Verfahrensgang

LG Münster (Aktenzeichen 023 O 28/20)

 

Tenor

Auf die Berufung des Verfügungsbeklagten wird das am 05.08.2020 verkündete Urteil des Landgerichts Münster teilweise abgeändert.

Die Anträge auf Erlass einer einstweiligen Verfügung werden insgesamt zurückgewiesen.

Der Verfügungskläger trägt die Kosten des Verfahrens.

Das Urteil ist vorläufig vollstreckbar.

 

Gründe

I. Von der Darstellung der tatsächlichen Feststellungen wird gem. §§ 540 Abs. 2, 313a Abs. 1 Satz 1, 542 Abs. 2 Satz 1 ZPO abgesehen.

II. Die zulässige Berufung des Verfügungsbeklagten ist begründet. Das angefochtene Urteil ist gem. §§ 528, 538 Abs. 1 ZPO dahingehend abzuändern, dass die Anträge auf Erlass der einstweiligen Verfügung zurückzuweisen sind.

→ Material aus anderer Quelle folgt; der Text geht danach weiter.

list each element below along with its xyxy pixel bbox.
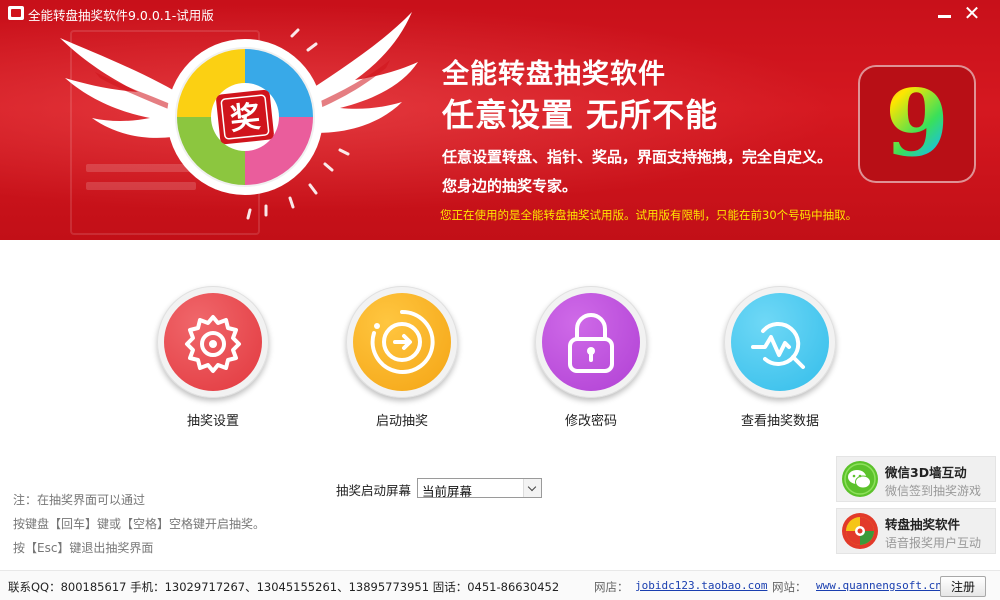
play-circle-icon [370, 309, 435, 374]
promo-wheel-title: 转盘抽奖软件 [885, 517, 961, 532]
lottery-settings-circle[interactable] [157, 286, 269, 398]
view-lottery-data-circle[interactable] [724, 286, 836, 398]
svg-text:奖: 奖 [228, 100, 261, 138]
start-lottery-label: 启动抽奖 [375, 414, 428, 429]
banner-tagline-features: 任意设置转盘、指针、奖品，界面支持拖拽，完全自定义。 [442, 148, 833, 166]
website-link[interactable]: www.quannengsoft.cn [816, 579, 942, 592]
change-password-button[interactable]: 修改密码 [521, 286, 661, 429]
trial-notice: 您正在使用的是全能转盘抽奖试用版。试用版有限制，只能在前30个号码中抽取。 [440, 208, 858, 222]
chart-magnifier-icon [751, 322, 805, 369]
window-title: 全能转盘抽奖软件9.0.0.1-试用版 [28, 8, 214, 23]
gear-icon [185, 315, 241, 373]
promo-wechat-title: 微信3D墙互动 [885, 465, 967, 480]
prize-wheel-icon: 奖 [167, 39, 323, 195]
note-line-2: 按键盘【回车】键或【空格】空格键开启抽奖。 [13, 517, 266, 531]
contact-info: 联系QQ：800185617 手机：13029717267、1304515526… [8, 580, 560, 594]
view-lottery-data-button[interactable]: 查看抽奖数据 [710, 286, 850, 429]
note-line-1: 注：在抽奖界面可以通过 [13, 493, 146, 507]
wheel-icon [842, 513, 878, 549]
app-icon [8, 6, 24, 20]
banner-tagline-expert: 您身边的抽奖专家。 [442, 177, 578, 195]
website-label: 网站： [772, 580, 807, 594]
promo-wheel-subtitle: 语音报奖用户互动 [885, 536, 982, 550]
promo-wheel-software[interactable]: 转盘抽奖软件 语音报奖用户互动 [836, 508, 996, 554]
lottery-settings-button[interactable]: 抽奖设置 [143, 286, 283, 429]
wings-wheel-logo: 奖 [60, 12, 418, 220]
shop-label: 网店： [594, 580, 629, 594]
lock-icon [568, 313, 614, 373]
version-badge: 9 [858, 65, 976, 183]
view-lottery-data-label: 查看抽奖数据 [740, 414, 819, 429]
shop-link[interactable]: jobidc123.taobao.com [635, 579, 767, 592]
start-lottery-circle[interactable] [346, 286, 458, 398]
change-password-circle[interactable] [535, 286, 647, 398]
banner-headline: 全能转盘抽奖软件 [442, 59, 666, 90]
title-bar: 全能转盘抽奖软件9.0.0.1-试用版 ✕ [0, 0, 1000, 26]
banner-slogan: 任意设置 无所不能 [442, 96, 719, 134]
close-icon: ✕ [963, 1, 981, 25]
promo-wechat-subtitle: 微信签到抽奖游戏 [885, 484, 982, 498]
change-password-label: 修改密码 [564, 414, 617, 429]
promo-wechat-3d-wall[interactable]: 微信3D墙互动 微信签到抽奖游戏 [836, 456, 996, 502]
version-digit: 9 [860, 67, 974, 181]
wechat-icon [842, 461, 878, 497]
screen-select-value: 当前屏幕 [422, 484, 473, 499]
screen-select[interactable]: 当前屏幕 [417, 478, 542, 499]
header-banner: 奖 全能转盘抽奖软件9.0.0.1-试用版 ✕ 全能转盘抽奖软件 任意设置 无所… [0, 0, 1000, 240]
chevron-down-icon[interactable] [523, 479, 541, 497]
register-button[interactable]: 注册 [940, 576, 986, 597]
minimize-button[interactable] [932, 2, 956, 24]
note-line-3: 按【Esc】键退出抽奖界面 [13, 541, 154, 555]
screen-select-label: 抽奖启动屏幕 [336, 483, 412, 498]
footer-bar: 联系QQ：800185617 手机：13029717267、1304515526… [0, 570, 1000, 600]
close-button[interactable]: ✕ [960, 2, 984, 24]
lottery-settings-label: 抽奖设置 [186, 414, 239, 429]
start-lottery-button[interactable]: 启动抽奖 [332, 286, 472, 429]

1. Da der Senat am Schluss der mündlichen Verhandlung vom 10.03.2021 bereits entschieden hat, entfaltet die Antragsrücknahme vom 11.03.2021 keine Wirkung. Denn die Antragsrücknahme im Arrest- und Verfüfungsverfahren kann auch nach der von dem Verfügungskläger herangezogenen Rechtsprechung nur bis zum rechtskräftigen Abschluss des Verfahrens erfolgen (vgl. Zöller-Vollkommer, ZPO, 33. Aufl., § 920 Rn. 13). Da gegen das Urteil des Senats keine Revision stattfindet (§ 542 Abs. 2 Satz 1 ZPO), ist das Verfahren mit der Verkündung vom 10.03.2021 formelll rechtskräftig i.S.d. § 705 ZPO abgeschlossen (vgl. Zöller-Seibel, ZPO, 33. Aufl., § 705 Rn. 7; OLG Hamburg, Urteil vom 25.07.2018, 3 U 51/18, juris, Rn. 26).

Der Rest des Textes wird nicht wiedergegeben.